Communist farm colectivization still visible from the satelite. Czech Republic x Austria

17 comments
  1. I wonder how would Eastern Austria would look like if the Soviets decided to keep it like DDR.

  2. You can see a similar picture between Poland (no collectivization) and Belarus (collectivization)

  3. The Czech Republic fields look like UK fields? So presumably it’s not just a communist thing? Austrian fields look weirdly small and stripey.

  4. The whole system was such a catastrophe.

    I was reading a study once about Russia that when the Union fell it allowed a ton of marginally-productive farm land to go back to being unused, which helped restore the environment. However, that obviously meant a lot of economic displacement since without subsidies that land was not productive enough. Funny enough, we have a similar dynamic here with overfarming and overgrazing thanks to subsidies, especially artificially low water costs.

  5. In my country(Romania) even though we also had colectivization, a significant amount of land looks like the one from Austria. That’s because after the communist regime fell, the land was returned to the people.

    After that, in the poorer regions people started doing subsistence farming, to help feed themselves and their animals. In the richer regions people kept the communist model, forming Associations, where rich people would work the land with mechanized equipment and most often they would take 70-80% of the harvests.
    Eventually, over time those same rich people ended up buying the lands from people, as the economy grew and people no longer needed whatever the lands where producing.
    So today you have the Austrian model in the East and North-East, and the Czech model in the South-east, South, and South-West.

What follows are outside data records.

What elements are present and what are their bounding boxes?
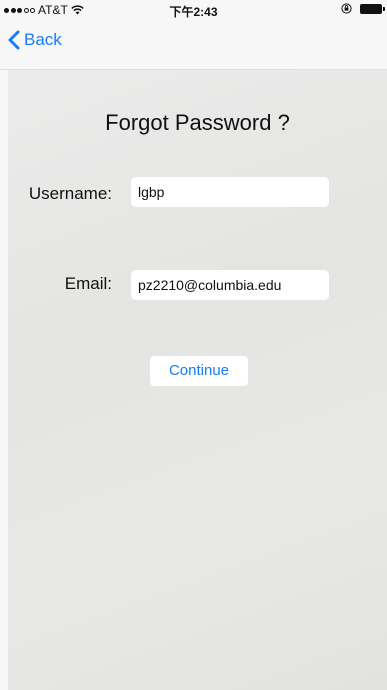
back-button[interactable]: Back: [8, 30, 62, 50]
navigation-bar: Back: [0, 20, 387, 70]
email-label: Email:: [64, 274, 112, 293]
status-bar: AT&T 下午2:43: [0, 0, 387, 20]
status-time: 下午2:43: [169, 5, 218, 19]
username-field[interactable]: lgbp: [131, 177, 329, 207]
continue-button[interactable]: Continue: [150, 356, 248, 386]
page-title: Forgot Password ?: [105, 110, 290, 135]
forgot-password-form: Forgot Password ? Username: lgbp Email: …: [8, 70, 387, 690]
orientation-lock-icon: [341, 3, 352, 14]
email-field[interactable]: pz2210@columbia.edu: [131, 270, 329, 300]
battery-icon: [360, 3, 385, 14]
chevron-left-icon: [8, 30, 20, 50]
username-label: Username:: [28, 184, 112, 203]
back-button-label: Back: [24, 30, 62, 49]
app-screen: AT&T 下午2:43 Back Forgot Password ? Usern…: [0, 0, 387, 690]
status-right: [341, 3, 385, 14]
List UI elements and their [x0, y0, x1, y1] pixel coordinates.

  6. Guess who is still earning money on farming and is not overrun by costs for production of food to sell on the world marked..

  7. Same in Germany.

    In West Germany tons of smaller farms.

    In East Germany some fields are bigger than the whole farming land of small farmers.

  8. Well central spain is like in the top and in my region is like in the botton.

    Are you sure about your initial statement?

  9. You can see that very well even from a small plane. Czechia actually looks way better than Austria from above, in my opinion.

  10. I’ve driven in the countryside in Czech damn it is so beautiful these big farm fields and towns.

  11. This thing is no joke, the difference in the distribution of cropping fields during the progress of the Reconquista has deep consequences nowadays in administrative, social, economical, etc. matters, not just in landscape, even if the Reconquista started in the 8th century and ended more than 5 centuries ago.